Template discrepancy discovered during analysis
The current sql_schema_table_create.mustache validation function only supports two
tenant modes: system (validate against ores_utility_system_tenant_id_fn()) or tenant
(validate against p_tenant_id). But the actual generated SQL for rounding_type,
monetary_nature, and currency_market_tier uses tenant_id in (p_tenant_id, system_tenant)
— a third mode that the template cannot currently reproduce cleanly. The source SQL files
are the ground truth; the template must be fixed to match. The unified model's
validation_fn.tenant_scope = "both" flag covers this case.
Component naming mismatch discovered during analysis
Running all-cpp on the auxiliary type domain_entity models (rounding_type,
monetary_nature, currency_market_tier) wrote C++ files to a new
projects/ores.refdata/ directory rather than to projects/ores.refdata.api/ and
projects/ores.refdata.core/ where the actual production code lives. The models have
component: "refdata" but the project structure uses a two-project split (.api for
headers, .core for implementations). The generated files were untracked (and therefore
reported as "zero git diff" — misleading). The spurious directory was deleted as cleanup.

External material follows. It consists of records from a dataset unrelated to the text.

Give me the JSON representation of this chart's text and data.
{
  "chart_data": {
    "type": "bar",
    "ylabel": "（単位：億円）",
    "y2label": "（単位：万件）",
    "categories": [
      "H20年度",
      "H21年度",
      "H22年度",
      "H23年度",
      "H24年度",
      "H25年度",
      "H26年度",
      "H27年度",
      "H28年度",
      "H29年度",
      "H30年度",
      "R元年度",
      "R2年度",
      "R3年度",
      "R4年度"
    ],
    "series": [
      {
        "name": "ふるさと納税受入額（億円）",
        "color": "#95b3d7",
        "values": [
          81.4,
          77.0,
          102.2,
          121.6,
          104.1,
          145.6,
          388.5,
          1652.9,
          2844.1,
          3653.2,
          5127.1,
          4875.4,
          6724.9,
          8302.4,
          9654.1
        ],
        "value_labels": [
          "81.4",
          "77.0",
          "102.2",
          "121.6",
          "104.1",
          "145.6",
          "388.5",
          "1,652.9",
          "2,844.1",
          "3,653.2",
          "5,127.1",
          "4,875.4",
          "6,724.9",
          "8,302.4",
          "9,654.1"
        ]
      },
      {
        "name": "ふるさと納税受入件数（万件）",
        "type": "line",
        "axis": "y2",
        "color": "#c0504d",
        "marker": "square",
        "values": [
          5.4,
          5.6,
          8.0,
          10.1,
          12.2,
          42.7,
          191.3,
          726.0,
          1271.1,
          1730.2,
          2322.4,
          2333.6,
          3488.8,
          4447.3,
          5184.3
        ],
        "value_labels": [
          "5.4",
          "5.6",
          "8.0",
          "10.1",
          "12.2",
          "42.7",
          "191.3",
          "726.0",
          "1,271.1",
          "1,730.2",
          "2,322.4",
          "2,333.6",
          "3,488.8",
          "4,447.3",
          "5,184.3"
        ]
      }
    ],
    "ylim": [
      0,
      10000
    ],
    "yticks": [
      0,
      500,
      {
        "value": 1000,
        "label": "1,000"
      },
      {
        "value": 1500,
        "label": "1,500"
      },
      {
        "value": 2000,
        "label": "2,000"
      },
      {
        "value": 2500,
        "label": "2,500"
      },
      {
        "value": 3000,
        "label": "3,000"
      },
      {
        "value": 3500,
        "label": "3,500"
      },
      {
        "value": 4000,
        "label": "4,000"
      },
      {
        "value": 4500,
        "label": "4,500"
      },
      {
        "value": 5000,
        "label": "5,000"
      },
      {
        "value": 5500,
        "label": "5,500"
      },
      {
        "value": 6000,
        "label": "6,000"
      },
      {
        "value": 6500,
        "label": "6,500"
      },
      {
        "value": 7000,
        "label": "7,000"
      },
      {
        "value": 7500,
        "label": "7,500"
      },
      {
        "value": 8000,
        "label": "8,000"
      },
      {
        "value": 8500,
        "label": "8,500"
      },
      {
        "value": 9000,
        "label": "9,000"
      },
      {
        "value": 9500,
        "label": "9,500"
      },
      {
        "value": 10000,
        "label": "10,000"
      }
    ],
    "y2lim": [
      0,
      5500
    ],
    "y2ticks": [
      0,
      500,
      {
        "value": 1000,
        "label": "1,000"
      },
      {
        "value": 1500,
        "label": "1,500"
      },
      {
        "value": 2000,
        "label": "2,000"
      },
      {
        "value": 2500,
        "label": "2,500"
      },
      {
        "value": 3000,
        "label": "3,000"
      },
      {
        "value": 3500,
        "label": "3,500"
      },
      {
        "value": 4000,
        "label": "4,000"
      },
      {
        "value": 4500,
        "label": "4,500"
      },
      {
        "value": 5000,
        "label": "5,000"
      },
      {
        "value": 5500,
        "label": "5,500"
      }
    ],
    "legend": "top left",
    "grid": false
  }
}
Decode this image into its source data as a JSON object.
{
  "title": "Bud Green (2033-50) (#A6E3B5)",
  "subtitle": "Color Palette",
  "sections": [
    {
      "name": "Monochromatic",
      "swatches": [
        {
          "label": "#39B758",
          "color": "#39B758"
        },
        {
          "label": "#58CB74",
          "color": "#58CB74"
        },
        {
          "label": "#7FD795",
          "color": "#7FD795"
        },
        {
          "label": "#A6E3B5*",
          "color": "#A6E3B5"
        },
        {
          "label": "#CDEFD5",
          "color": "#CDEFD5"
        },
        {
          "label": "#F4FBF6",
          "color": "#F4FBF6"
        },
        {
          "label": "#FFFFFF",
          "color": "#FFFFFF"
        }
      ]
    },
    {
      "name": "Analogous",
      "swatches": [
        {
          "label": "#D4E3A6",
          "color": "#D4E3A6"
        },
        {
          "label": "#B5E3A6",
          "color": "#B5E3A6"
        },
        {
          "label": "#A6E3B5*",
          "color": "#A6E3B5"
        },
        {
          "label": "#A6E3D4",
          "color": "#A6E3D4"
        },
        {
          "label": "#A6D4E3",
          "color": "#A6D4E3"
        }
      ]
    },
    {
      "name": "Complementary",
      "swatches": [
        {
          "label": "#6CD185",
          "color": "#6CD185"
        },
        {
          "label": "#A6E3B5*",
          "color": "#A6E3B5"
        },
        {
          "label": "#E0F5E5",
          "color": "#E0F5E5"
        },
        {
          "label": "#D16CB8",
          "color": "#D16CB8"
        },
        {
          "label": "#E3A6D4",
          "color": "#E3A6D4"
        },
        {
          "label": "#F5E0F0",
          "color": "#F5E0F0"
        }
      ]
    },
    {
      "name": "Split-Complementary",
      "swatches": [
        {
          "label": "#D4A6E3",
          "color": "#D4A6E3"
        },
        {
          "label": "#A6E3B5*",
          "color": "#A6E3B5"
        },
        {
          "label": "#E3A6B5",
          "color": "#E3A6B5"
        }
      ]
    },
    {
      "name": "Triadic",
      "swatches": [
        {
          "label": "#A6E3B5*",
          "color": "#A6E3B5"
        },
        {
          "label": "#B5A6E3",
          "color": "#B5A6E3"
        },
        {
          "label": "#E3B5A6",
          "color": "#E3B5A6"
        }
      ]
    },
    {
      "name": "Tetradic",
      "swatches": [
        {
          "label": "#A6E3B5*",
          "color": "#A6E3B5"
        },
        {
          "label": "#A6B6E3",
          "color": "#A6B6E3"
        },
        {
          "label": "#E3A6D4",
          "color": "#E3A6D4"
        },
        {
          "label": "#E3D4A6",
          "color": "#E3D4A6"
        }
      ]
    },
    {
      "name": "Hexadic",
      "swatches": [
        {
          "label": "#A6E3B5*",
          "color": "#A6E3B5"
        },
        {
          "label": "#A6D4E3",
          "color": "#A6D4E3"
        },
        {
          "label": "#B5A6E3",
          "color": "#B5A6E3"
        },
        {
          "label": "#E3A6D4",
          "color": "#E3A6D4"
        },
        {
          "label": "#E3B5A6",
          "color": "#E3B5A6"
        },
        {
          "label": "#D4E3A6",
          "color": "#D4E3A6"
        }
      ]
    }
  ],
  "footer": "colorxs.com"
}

This means the reported parity for the three auxiliaries was incorrect: the C++ parity
verification task must be redone once the codegen story resolves the component naming
issue (component_include / component_core fields in the models).
The --profile all footgun
The all profile runs sql + all-cpp. For entities that have both _entity.json (production
SQL) and _domain_entity.json (C++), running --profile all on the domain entity model
silently overwrites the production SQL with the simpler domain_entity SQL template. This
was triggered during the currency commissioning story. codegen.py must make this
impossible, either by refusing to run SQL generation when a corresponding _entity.json
exists, or by deprecating --profile all entirely.